Today, we have published a new report with the Social Liberal Forum “Winning for Britain: Rebuilding the Lib Dems to change the course of our country“. We have done so because we passionately believe the Lib Dems must learn from last year’s catastrophic election defeat, not only for the good of the party and Liberalism, but because if we don’t the Conservative will rule for another decade.
We present evidence of the scale of what went wrong last December and ideas on what needs to change. Some of this is about data collection, analysis and improved message testing. But our report is also about the party’s strategic positioning, relative to the voter groups we need to win over.
The challenge in front of us is to build a coalition that spans voter tribes labelled in the report as the Green Left, Older Establishment Liberals, Progressive Cosmopolitans, Young Insta-Progressives, Centre-Left Pragmatists, Mainstream Tories and into the Younger Disengaged and the Older Disillusioned. In the latter two groups, the majority currently do not vote at all.

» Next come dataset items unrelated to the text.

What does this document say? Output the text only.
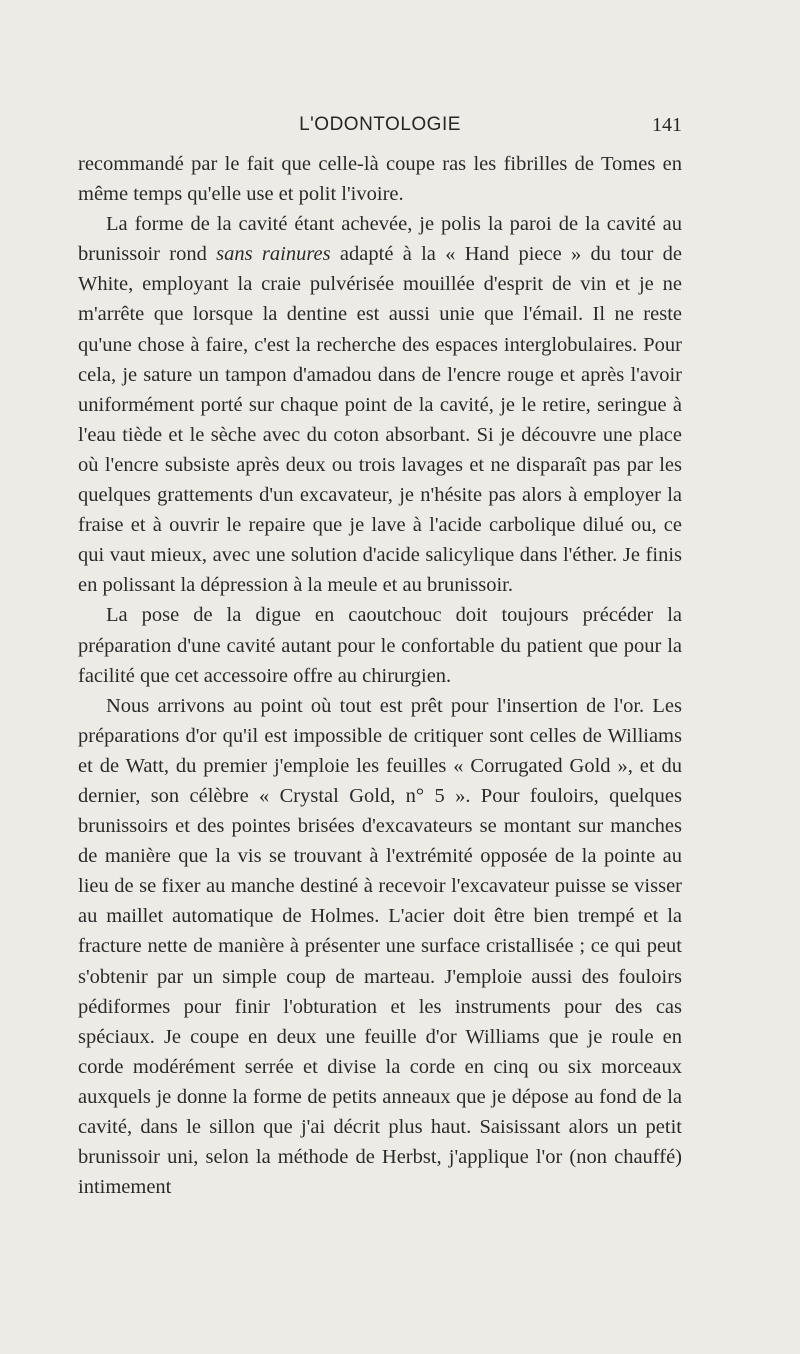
L'ODONTOLOGIE	141

recommandé par le fait que celle-là coupe ras les fibrilles de Tomes en même temps qu'elle use et polit l'ivoire.

La forme de la cavité étant achevée, je polis la paroi de la cavité au brunissoir rond sans rainures adapté à la « Hand piece » du tour de White, employant la craie pulvérisée mouillée d'esprit de vin et je ne m'arrête que lorsque la dentine est aussi unie que l'émail. Il ne reste qu'une chose à faire, c'est la recherche des espaces interglobulaires. Pour cela, je sature un tampon d'amadou dans de l'encre rouge et après l'avoir uniformément porté sur chaque point de la cavité, je le retire, seringue à l'eau tiède et le sèche avec du coton absorbant. Si je découvre une place où l'encre subsiste après deux ou trois lavages et ne disparaît pas par les quelques grattements d'un excavateur, je n'hésite pas alors à employer la fraise et à ouvrir le repaire que je lave à l'acide carbolique dilué ou, ce qui vaut mieux, avec une solution d'acide salicylique dans l'éther. Je finis en polissant la dépression à la meule et au brunissoir.

La pose de la digue en caoutchouc doit toujours précéder la préparation d'une cavité autant pour le confortable du patient que pour la facilité que cet accessoire offre au chirurgien.

Nous arrivons au point où tout est prêt pour l'insertion de l'or. Les préparations d'or qu'il est impossible de critiquer sont celles de Williams et de Watt, du premier j'emploie les feuilles « Corrugated Gold », et du dernier, son célèbre « Crystal Gold, n° 5 ». Pour fouloirs, quelques brunissoirs et des pointes brisées d'excavateurs se montant sur manches de manière que la vis se trouvant à l'extrémité opposée de la pointe au lieu de se fixer au manche destiné à recevoir l'excavateur puisse se visser au maillet automatique de Holmes. L'acier doit être bien trempé et la fracture nette de manière à présenter une surface cristallisée ; ce qui peut s'obtenir par un simple coup de marteau. J'emploie aussi des fouloirs pédiformes pour finir l'obturation et les instruments pour des cas spéciaux. Je coupe en deux une feuille d'or Williams que je roule en corde modérément serrée et divise la corde en cinq ou six morceaux auxquels je donne la forme de petits anneaux que je dépose au fond de la cavité, dans le sillon que j'ai décrit plus haut. Saisissant alors un petit brunissoir uni, selon la méthode de Herbst, j'applique l'or (non chauffé) intimement
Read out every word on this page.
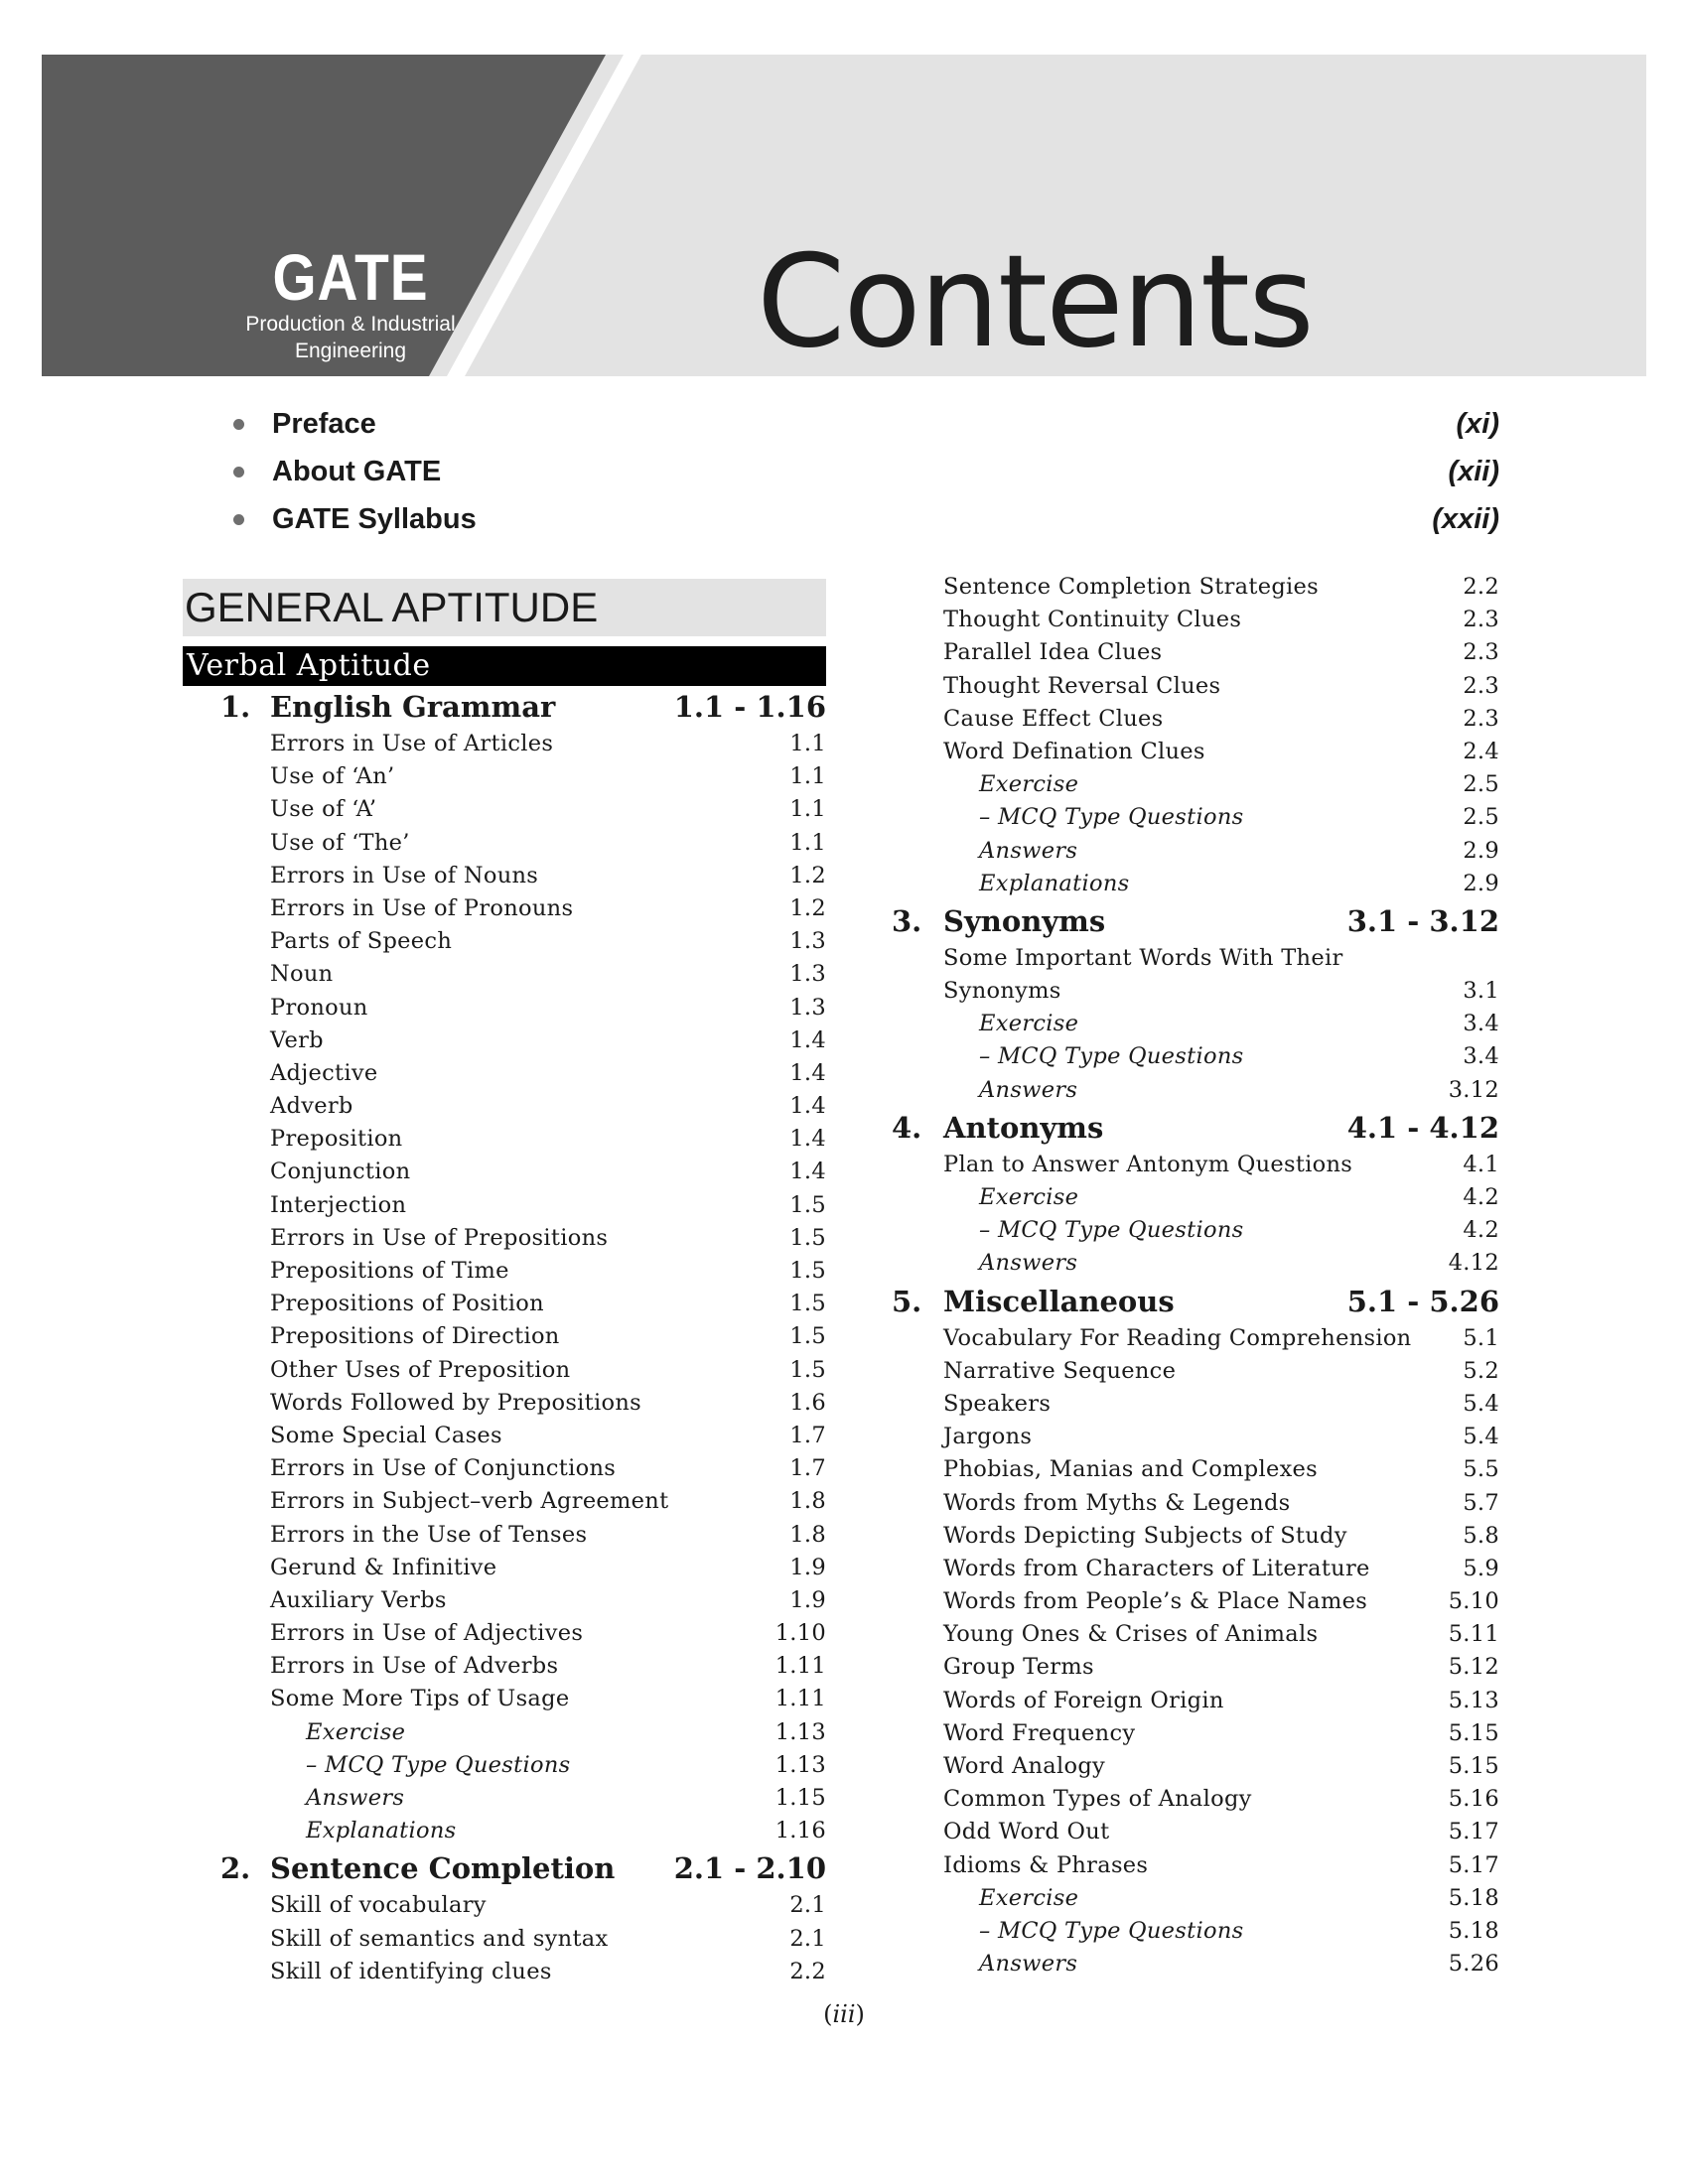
GATE
Production & Industrial
Engineering	Contents
Preface	(xi)
About GATE	(xii)
GATE Syllabus	(xxii)
GENERAL APTITUDE
Verbal Aptitude
1. English Grammar	1.1 - 1.16
Errors in Use of Articles	1.1
Use of ‘An’	1.1
Use of ‘A’	1.1
Use of ‘The’	1.1
Errors in Use of Nouns	1.2
Errors in Use of Pronouns	1.2
Parts of Speech	1.3
Noun	1.3
Pronoun	1.3
Verb	1.4
Adjective	1.4
Adverb	1.4
Preposition	1.4
Conjunction	1.4
Interjection	1.5
Errors in Use of Prepositions	1.5
Prepositions of Time	1.5
Prepositions of Position	1.5
Prepositions of Direction	1.5
Other Uses of Preposition	1.5
Words Followed by Prepositions	1.6
Some Special Cases	1.7
Errors in Use of Conjunctions	1.7
Errors in Subject–verb Agreement	1.8
Errors in the Use of Tenses	1.8
Gerund & Infinitive	1.9
Auxiliary Verbs	1.9
Errors in Use of Adjectives	1.10
Errors in Use of Adverbs	1.11
Some More Tips of Usage	1.11
Exercise	1.13
– MCQ Type Questions	1.13
Answers	1.15
Explanations	1.16
2. Sentence Completion	2.1 - 2.10
Skill of vocabulary	2.1
Skill of semantics and syntax	2.1
Skill of identifying clues	2.2
Sentence Completion Strategies	2.2
Thought Continuity Clues	2.3
Parallel Idea Clues	2.3
Thought Reversal Clues	2.3
Cause Effect Clues	2.3
Word Defination Clues	2.4
Exercise	2.5
– MCQ Type Questions	2.5
Answers	2.9
Explanations	2.9
3. Synonyms	3.1 - 3.12
Some Important Words With Their
Synonyms	3.1
Exercise	3.4
– MCQ Type Questions	3.4
Answers	3.12
4. Antonyms	4.1 - 4.12
Plan to Answer Antonym Questions	4.1
Exercise	4.2
– MCQ Type Questions	4.2
Answers	4.12
5. Miscellaneous	5.1 - 5.26
Vocabulary For Reading Comprehension	5.1
Narrative Sequence	5.2
Speakers	5.4
Jargons	5.4
Phobias, Manias and Complexes	5.5
Words from Myths & Legends	5.7
Words Depicting Subjects of Study	5.8
Words from Characters of Literature	5.9
Words from People’s & Place Names	5.10
Young Ones & Crises of Animals	5.11
Group Terms	5.12
Words of Foreign Origin	5.13
Word Frequency	5.15
Word Analogy	5.15
Common Types of Analogy	5.16
Odd Word Out	5.17
Idioms & Phrases	5.17
Exercise	5.18
– MCQ Type Questions	5.18
Answers	5.26
(iii)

Our argument is that this coalition can only be built by a fundamentally progressive and socially liberal turn that consigns Cleggism and “equidistance” to the past. The Lib Dems must fight from the centre left but rather than being a pale imitation of Labour, must offer our own distinct, Liberal alternative to the Conservatives. The research in the report shows that the voter tribes we need to attract will support us on social justice, environmentalism, and internationalism. It shows we will get support if we attack unaccountable and over-concentrated private sector power. It shows that we can tap into new sources of support in disillusioned communities, young and old, if we challenge over-concentrated public power too. It shows we can win if we expand citizen voice and use it to erode the toxic perception that politicians are out of touch, a perception that helps drive support for right wing populists who claim to speak for ‘the people’.
But our report also shows that we should move on to territory that some in our potential voter coalition care about and that we often ignore. Issues like patriotism and social order matter to some voter tribes where we have strong potential to grow our support.